Despite his imprisonment, he managed to keep in contact with his family, and Annette Tillemann, a childhood friend who went into hiding with her mother shortly after the German invasion. Once, Lantos escaped from the camp but he was caught and "beaten to a pulp."

Desperate with what his life had become, and feeling he had nothing to lose, he tried another escape. When a guard wasn't paying much attention, he disappeared. His blue eyes and blonde hair fooled Nazi troops into thinking he was not a Jew, but the entire time he was trying to make his way back to Budapest, he was wracked with fear that his Jewish identity would be discovered if he were ordered by a Nazi soldier to drop his pants.


Raoul Wallenberg

He eventually found refuge in a Budapest apartment building rented by Swedish diplomat Raoul Wallenberg and under Swedish diplomatic protection.
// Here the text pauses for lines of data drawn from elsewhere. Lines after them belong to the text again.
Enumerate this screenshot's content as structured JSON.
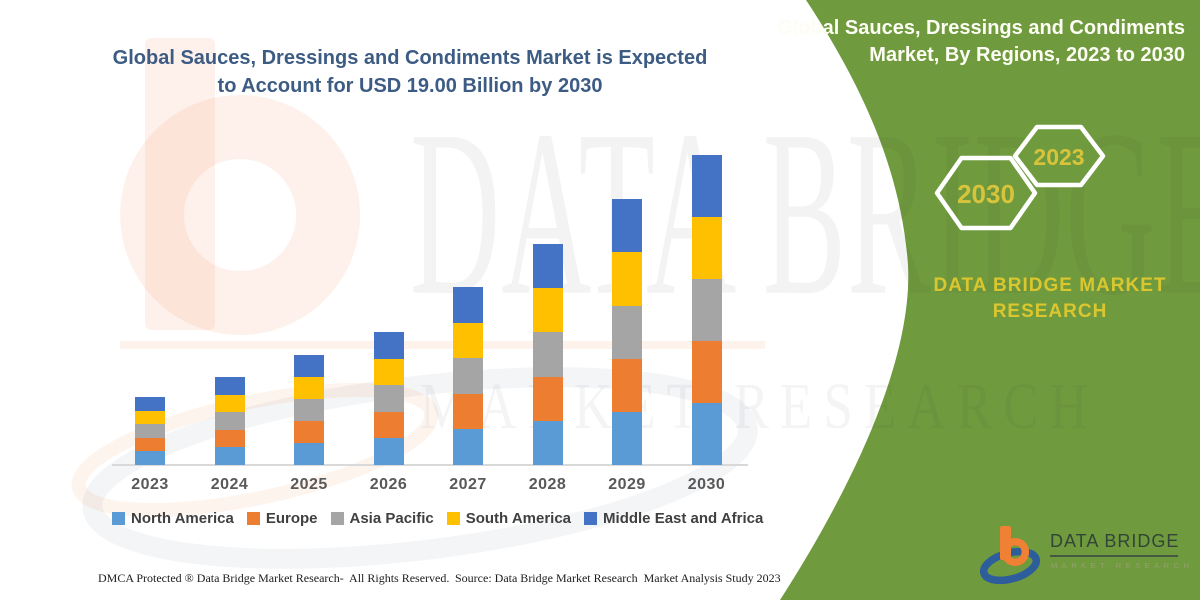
{
  "colors": {
    "panel_green": "#6f9a3d",
    "title_blue": "#3d5c84",
    "axis_label_gray": "#595959",
    "legend_text_gray": "#404040",
    "hex_year_yellow": "#d8c43c",
    "brand_yellow": "#dac72f",
    "logo_orange": "#ef8034",
    "logo_blue": "#2e5d9c",
    "logo_text_dark": "#324538"
  },
  "chart": {
    "title_line1": "Global Sauces, Dressings and Condiments Market is Expected",
    "title_line2": "to Account for USD 19.00 Billion by 2030"
  },
  "chart_data": {
    "type": "bar",
    "stacked": true,
    "title": "Global Sauces, Dressings and Condiments Market is Expected to Account for USD 19.00 Billion by 2030",
    "unit": "USD Billion",
    "categories": [
      "2023",
      "2024",
      "2025",
      "2026",
      "2027",
      "2028",
      "2029",
      "2030"
    ],
    "series": [
      {
        "name": "North America",
        "color": "#5B9BD5",
        "values": [
          0.83,
          1.08,
          1.35,
          1.63,
          2.18,
          2.71,
          3.26,
          3.8
        ]
      },
      {
        "name": "Europe",
        "color": "#ED7D31",
        "values": [
          0.83,
          1.08,
          1.35,
          1.63,
          2.18,
          2.71,
          3.26,
          3.8
        ]
      },
      {
        "name": "Asia Pacific",
        "color": "#A5A5A5",
        "values": [
          0.83,
          1.08,
          1.35,
          1.63,
          2.18,
          2.71,
          3.26,
          3.8
        ]
      },
      {
        "name": "South America",
        "color": "#FFC000",
        "values": [
          0.83,
          1.08,
          1.35,
          1.63,
          2.18,
          2.71,
          3.26,
          3.8
        ]
      },
      {
        "name": "Middle East and Africa",
        "color": "#4472C4",
        "values": [
          0.83,
          1.08,
          1.35,
          1.63,
          2.18,
          2.71,
          3.26,
          3.8
        ]
      }
    ],
    "totals": [
      4.15,
      5.4,
      6.75,
      8.15,
      10.9,
      13.55,
      16.3,
      19.0
    ],
    "ylim": [
      0,
      19
    ],
    "grid": false,
    "legend_position": "bottom"
  },
  "side_panel": {
    "title_line1": "Global Sauces, Dressings and Condiments",
    "title_line2": "Market, By Regions, 2023 to 2030",
    "hexagons": [
      {
        "label": "2030"
      },
      {
        "label": "2023"
      }
    ],
    "brand_line1": "DATA BRIDGE MARKET",
    "brand_line2": "RESEARCH"
  },
  "watermark": {
    "brand": "DATA BRIDGE",
    "sub": "MARKET RESEARCH"
  },
  "logo": {
    "name": "DATA BRIDGE",
    "tagline": "MARKET RESEARCH"
  },
  "footer": {
    "left": "DMCA Protected ® Data Bridge Market Research-  All Rights Reserved.",
    "right": "Source: Data Bridge Market Research  Market Analysis Study 2023"
  }
}
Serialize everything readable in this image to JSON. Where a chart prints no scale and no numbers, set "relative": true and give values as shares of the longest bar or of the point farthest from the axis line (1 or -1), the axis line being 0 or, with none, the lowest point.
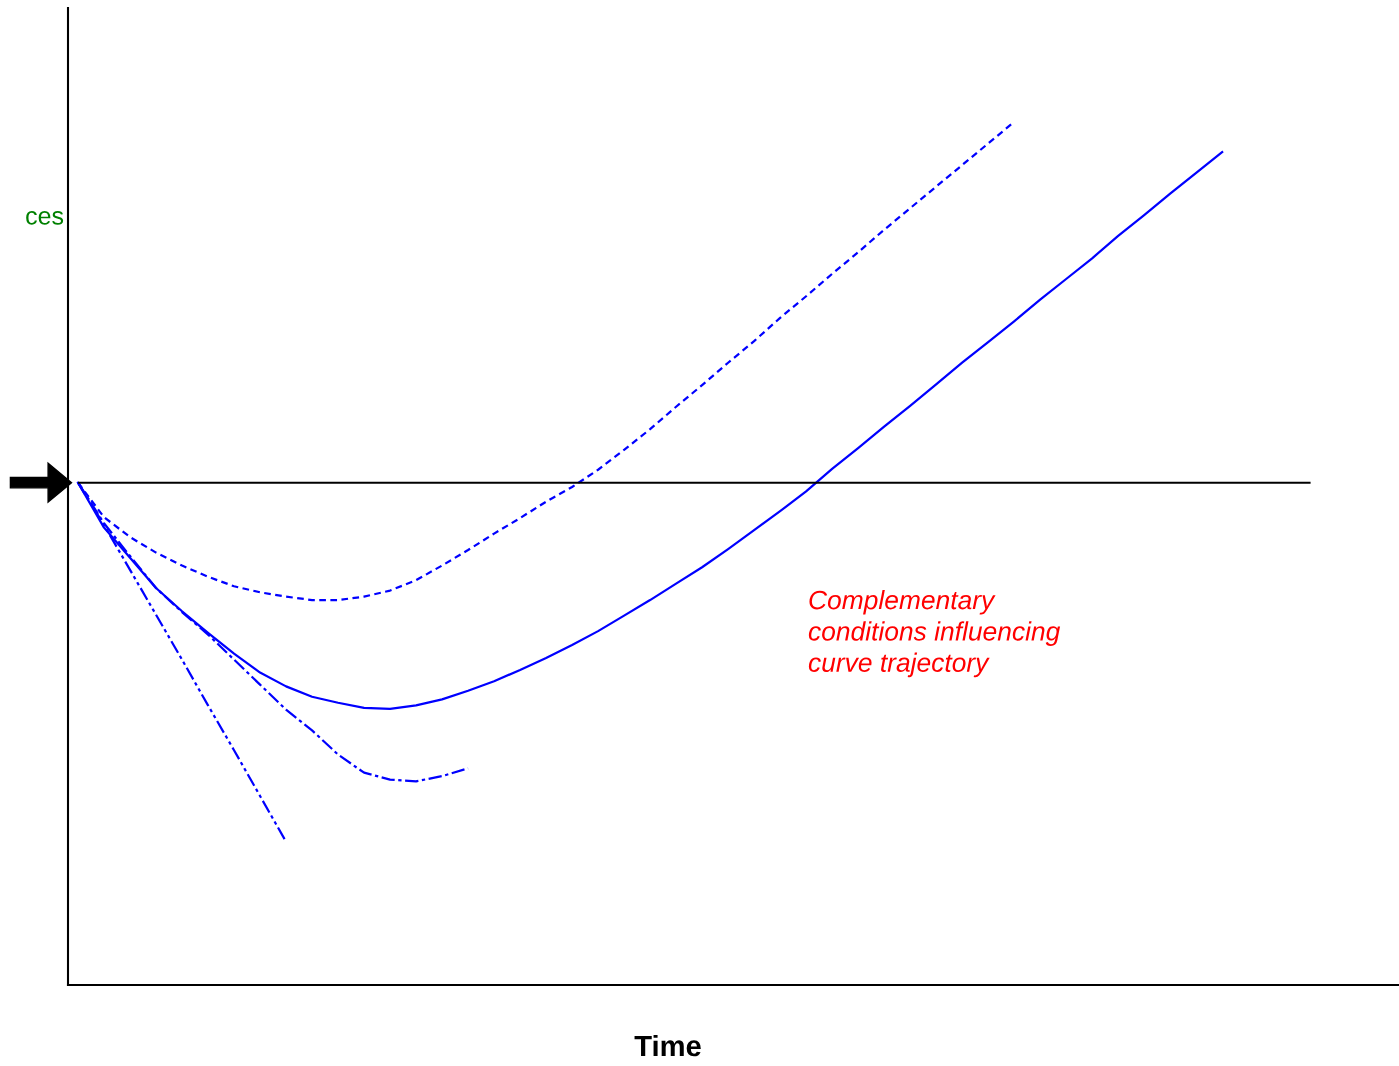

Wallenberg saved approximately 100,000 Hungarian Jews with his secret refuges and by providing fake Swiss passports. (To this day, Lantos remains deeply indebted to Wallenberg for saving his life. A portrait of Wallenberg--who disappeared after being imprisoned by the Russians--hangs behind his desk in the Rayburn House Office Building.)

"It was a three-bedroom apartment designed for one family," Lantos recalls, "And there must have been 50 to 60 people crowded into it." Noting Lantos' "Aryan" coloring, Wallenberg put Lantos to work helping out in an elaborate anti-Nazi underground, delivering a bottle of medicine or loaf of bread to Jews Wallenberg had in hiding throughout Budapest. Dressed in a military cadet's uniform, Lantos was able to move around undetected by Nazi authorities. His good deeds, however, were not based strictly on altruism or a desire to help his fellow man, but fatalism. "I probably wouldn't survive," Lantos thought at the time. "I decided I might be of some use.

"In retrospect, I was doing things I never should have done, because they took more courage than I'm sure I had."

As the war entered 1945, life in Budapest deteriorated. It was under constant shelling and the Germans and Russians engaged in house-to-house fighting. Then, at 3 a.m. on a cold January day, a Russian soldier burst into the safe house where Lantos was staying, liberating the teen-ager and his many housemates. By mid-January, the German army pulled out, leaving the Russians in control of the city. But Lantos' relief was short-lived--a search for his mother and the rest of his family ended in vain. They had all been killed.

Miraculously, Lantos was able to re-establish contact with Annette Tillemann, his old childhood friend who had gone into hiding during the German invasion. All he had was an old address of some of her family friends in Switzerland. He was not aware that Annette and her mother had escaped to Switzerland. He sent a letter, and somehow, even though the Hungarian postal system was in disarray, it got through. Stunned and thrilled to learn that Lantos was still alive, Tillemann was desperate to contact him. Knowing it was impossible to reach him by mail, she gamely boarded an old bus for an excruciating 10-day journey back to Budapest, with nothing more than a tiny parcel containing some food.

Her homecoming was devastating. She learned that her father, grandparents and all but one relative who remained in the city had been killed. But she was able to get word to Lantos that she was back in town, and after a year's separation, they were reunited. They would never be apart after that, and in fact, are still together after 49 years of marriage.